Movie Review: Buried (2010)

An exercise in gutsy filmmaking, Buried spends it's entire 94 minutes in a coffin. Director Rodrigo Cortes and star Ryan Reynolds combine to create an epic movie in a box, and an unforgettable experience.

Paul Conroy (Reynolds) wakes up in a dark box. A truck driver for a military logistics company in Iraq, Conroy has been captured after an insurgent ambush on his convoy. His captors have dumped him in a coffin and buried him alive in a shallow dirt grave. Buried with him is a gas lighter, a functioning Blackberry phone, a couple of pens, and a few other trinkets that he will discover near his feet.

Using the phone, Conroy desperately tries to rouse help by establishing contact with his family, the military, the FBI, and his employer. But more chilling are the incoming phone calls from his captors, demanding that he quickly arrange for a large ransom in exchange for freedom. Conroy is finally patched through to Dan Brenner (voice of Robert Paterson), a hostage rescue team leader. Brenner becomes a voice of hope, trying to locate Conroy's whereabouts in a race against time as oxygen and the phone battery both threaten to run out and the earth presses down against the coffin.

Filmed in Spain in just 17 days, Buried is a remarkable achievement. The thought of spending any time trapped in a coffin is horrifying. Cortes drags all his viewers into a small box for an hour and a half, a communal claustrophobic confinement test that reveals the depth of human capacity to survive and adapt to inhumane surroundings.

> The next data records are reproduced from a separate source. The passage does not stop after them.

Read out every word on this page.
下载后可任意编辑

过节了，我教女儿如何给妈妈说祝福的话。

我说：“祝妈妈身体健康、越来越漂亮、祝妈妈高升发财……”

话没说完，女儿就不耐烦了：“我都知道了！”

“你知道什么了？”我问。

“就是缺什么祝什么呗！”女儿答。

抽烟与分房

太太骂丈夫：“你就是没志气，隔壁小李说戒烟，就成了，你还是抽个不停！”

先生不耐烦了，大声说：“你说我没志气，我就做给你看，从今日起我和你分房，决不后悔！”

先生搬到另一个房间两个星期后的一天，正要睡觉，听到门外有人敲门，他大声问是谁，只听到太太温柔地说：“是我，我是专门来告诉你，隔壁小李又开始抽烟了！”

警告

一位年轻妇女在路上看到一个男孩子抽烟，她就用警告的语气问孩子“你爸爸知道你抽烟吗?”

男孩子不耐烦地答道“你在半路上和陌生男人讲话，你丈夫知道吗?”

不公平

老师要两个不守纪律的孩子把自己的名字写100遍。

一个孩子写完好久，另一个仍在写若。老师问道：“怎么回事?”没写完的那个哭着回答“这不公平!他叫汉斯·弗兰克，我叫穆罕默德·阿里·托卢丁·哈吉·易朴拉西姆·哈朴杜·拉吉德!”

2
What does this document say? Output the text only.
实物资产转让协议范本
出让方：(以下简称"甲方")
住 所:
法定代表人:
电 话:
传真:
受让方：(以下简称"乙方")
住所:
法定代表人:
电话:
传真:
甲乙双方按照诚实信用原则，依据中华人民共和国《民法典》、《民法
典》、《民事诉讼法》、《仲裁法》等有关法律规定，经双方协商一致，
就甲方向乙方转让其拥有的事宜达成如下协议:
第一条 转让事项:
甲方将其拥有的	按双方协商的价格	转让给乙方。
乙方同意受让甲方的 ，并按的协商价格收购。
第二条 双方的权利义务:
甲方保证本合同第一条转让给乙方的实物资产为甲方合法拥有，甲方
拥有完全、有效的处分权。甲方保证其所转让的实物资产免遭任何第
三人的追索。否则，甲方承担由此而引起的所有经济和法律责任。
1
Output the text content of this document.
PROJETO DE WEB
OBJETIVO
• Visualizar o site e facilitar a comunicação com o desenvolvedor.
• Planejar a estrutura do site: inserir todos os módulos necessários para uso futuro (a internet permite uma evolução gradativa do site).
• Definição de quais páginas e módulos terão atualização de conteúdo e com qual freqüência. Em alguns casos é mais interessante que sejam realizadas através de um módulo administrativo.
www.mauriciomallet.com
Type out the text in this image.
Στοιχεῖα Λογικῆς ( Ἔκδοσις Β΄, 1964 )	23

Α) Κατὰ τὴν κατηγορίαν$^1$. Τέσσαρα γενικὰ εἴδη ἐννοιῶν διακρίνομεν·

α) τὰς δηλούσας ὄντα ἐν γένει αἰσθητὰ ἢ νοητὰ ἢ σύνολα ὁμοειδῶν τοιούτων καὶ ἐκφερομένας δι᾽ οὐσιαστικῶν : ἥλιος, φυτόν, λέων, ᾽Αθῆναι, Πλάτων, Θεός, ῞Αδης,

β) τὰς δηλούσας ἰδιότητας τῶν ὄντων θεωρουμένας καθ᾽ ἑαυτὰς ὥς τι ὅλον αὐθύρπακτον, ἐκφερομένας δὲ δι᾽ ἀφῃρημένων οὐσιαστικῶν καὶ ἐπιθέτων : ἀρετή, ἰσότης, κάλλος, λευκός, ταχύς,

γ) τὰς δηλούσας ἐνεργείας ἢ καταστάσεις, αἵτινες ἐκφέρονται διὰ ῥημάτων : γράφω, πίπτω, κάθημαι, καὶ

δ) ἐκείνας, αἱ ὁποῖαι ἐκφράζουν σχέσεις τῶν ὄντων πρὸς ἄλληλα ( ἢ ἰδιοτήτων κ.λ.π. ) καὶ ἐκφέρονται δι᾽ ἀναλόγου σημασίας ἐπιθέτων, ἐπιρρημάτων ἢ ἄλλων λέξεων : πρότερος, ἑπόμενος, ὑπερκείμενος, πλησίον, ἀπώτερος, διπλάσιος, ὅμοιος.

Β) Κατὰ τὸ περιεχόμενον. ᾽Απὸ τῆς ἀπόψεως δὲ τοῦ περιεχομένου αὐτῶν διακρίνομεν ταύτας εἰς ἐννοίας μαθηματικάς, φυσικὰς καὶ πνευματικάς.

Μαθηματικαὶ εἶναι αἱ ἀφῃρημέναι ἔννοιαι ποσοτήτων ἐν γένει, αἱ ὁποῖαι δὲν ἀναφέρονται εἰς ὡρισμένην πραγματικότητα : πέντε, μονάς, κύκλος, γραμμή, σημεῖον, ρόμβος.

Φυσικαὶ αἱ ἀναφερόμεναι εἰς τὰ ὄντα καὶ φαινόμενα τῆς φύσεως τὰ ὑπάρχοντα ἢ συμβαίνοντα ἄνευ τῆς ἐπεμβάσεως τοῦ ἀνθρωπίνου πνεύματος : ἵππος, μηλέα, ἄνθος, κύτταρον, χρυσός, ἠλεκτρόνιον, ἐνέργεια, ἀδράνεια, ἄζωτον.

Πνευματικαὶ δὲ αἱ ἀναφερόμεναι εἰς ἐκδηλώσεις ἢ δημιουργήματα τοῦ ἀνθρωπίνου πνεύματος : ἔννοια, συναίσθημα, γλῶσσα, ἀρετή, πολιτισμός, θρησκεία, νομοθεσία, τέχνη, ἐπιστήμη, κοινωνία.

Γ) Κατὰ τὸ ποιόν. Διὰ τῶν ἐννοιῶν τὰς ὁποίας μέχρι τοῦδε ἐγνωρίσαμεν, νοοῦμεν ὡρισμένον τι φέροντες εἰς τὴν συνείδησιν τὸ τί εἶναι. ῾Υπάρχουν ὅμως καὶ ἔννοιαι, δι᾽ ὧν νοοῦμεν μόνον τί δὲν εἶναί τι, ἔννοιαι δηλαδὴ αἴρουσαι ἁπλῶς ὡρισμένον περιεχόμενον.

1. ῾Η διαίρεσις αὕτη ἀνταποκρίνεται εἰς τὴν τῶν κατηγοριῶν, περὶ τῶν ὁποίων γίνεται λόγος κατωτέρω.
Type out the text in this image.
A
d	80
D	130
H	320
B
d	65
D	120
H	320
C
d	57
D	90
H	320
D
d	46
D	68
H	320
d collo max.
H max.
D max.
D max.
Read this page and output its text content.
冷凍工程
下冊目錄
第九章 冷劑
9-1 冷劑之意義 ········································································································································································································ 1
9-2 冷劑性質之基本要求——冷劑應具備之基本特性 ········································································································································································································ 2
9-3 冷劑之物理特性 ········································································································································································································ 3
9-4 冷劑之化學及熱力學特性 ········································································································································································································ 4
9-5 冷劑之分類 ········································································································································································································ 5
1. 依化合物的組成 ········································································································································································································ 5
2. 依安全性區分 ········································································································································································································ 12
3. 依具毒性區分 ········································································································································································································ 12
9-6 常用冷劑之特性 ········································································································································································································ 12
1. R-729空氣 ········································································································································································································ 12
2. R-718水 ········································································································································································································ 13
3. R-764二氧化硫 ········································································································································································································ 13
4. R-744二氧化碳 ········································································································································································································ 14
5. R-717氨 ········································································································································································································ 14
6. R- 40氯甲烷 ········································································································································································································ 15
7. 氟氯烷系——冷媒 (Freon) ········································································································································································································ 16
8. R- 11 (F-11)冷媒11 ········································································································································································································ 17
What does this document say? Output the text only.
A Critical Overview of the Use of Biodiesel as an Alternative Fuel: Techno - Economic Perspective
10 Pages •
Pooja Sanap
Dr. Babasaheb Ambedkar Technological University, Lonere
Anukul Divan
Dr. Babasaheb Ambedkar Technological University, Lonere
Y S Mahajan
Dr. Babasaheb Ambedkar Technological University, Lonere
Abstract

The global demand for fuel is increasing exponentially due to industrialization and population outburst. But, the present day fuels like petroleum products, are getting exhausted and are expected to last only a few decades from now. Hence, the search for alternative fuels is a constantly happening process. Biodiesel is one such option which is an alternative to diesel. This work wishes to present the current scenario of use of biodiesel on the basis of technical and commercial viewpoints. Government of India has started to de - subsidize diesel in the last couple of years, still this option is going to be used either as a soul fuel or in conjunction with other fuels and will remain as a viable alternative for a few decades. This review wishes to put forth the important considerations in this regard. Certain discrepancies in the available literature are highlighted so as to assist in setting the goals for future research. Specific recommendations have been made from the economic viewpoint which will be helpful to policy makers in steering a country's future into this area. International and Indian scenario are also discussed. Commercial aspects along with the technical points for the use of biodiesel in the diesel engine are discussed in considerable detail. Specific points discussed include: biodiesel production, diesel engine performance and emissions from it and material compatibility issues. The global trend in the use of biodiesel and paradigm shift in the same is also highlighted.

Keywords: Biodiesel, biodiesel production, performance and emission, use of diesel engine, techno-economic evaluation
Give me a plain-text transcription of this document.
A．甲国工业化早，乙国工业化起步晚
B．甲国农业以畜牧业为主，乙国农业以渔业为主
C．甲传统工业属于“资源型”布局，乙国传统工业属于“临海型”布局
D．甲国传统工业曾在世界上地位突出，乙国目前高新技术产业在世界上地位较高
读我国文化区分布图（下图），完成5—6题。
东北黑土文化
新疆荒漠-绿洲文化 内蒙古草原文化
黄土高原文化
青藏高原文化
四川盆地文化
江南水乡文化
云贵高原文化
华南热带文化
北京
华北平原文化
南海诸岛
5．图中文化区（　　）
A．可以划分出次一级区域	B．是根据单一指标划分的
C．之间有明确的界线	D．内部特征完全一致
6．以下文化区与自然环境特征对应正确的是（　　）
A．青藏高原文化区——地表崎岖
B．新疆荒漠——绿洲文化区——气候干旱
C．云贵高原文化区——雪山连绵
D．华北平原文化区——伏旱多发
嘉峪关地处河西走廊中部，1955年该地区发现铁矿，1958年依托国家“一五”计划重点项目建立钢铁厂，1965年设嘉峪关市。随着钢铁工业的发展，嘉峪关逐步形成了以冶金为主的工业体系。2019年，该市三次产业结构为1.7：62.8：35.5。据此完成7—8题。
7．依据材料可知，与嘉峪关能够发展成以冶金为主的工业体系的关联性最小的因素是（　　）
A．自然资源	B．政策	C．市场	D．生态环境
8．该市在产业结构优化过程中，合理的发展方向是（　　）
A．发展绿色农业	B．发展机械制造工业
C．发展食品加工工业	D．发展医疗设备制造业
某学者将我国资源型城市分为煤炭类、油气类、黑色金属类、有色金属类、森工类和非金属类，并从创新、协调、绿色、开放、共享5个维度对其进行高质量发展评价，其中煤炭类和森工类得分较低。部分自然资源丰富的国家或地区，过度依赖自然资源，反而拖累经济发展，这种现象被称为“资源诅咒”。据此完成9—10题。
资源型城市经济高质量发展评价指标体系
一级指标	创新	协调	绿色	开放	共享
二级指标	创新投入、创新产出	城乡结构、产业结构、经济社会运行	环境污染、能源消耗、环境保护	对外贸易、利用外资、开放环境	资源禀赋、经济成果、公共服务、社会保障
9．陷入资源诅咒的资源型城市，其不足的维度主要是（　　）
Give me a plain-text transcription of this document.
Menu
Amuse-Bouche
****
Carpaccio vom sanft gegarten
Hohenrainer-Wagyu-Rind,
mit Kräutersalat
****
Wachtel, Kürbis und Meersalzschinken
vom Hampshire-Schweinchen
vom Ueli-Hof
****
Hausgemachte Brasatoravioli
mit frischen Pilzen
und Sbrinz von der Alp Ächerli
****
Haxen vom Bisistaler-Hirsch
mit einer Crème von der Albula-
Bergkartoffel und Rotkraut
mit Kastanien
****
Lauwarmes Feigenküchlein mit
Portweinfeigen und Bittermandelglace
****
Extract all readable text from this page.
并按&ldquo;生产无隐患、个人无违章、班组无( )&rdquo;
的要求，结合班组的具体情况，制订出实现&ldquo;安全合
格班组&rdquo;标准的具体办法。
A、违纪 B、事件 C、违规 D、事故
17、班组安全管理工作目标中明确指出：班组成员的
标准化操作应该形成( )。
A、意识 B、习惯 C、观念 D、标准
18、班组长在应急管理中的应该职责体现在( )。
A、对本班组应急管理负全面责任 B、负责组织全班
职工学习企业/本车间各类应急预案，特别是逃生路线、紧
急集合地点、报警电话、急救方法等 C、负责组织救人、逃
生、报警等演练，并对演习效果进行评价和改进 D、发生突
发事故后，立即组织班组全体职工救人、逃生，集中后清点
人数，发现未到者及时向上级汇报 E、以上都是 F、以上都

Cortes keeps his cameras busy, with varying light sources and colours enriching the visual experience. Screenwriter Chris Sparling dreams up a regular stream of surprises and unexpected challenges for Conroy to deal with inside his box, some potentially deadly and others, like an ever flickering flash light, plain exasperating. As the rest of his body in tightly confined, Reynolds is forced to act with just his face, most of the time in close-up, and he delivers a commendable performance of a man suffering through horror, anger, fear, determination and frustration.

If Buried is meant as a metaphor, it's easy to uncover: the United States boxed in by an ill-advised military adventure, suffering and desperate to find a way out but not getting any help from neither locals nor outsiders. It may not be sophisticated, but few metaphors dare be this literal.

An independent art film, a populist anti-war message, and a journey into the horror of extreme incarceration. Buried confines itself to a plain box, but demonstrates soaring ambition.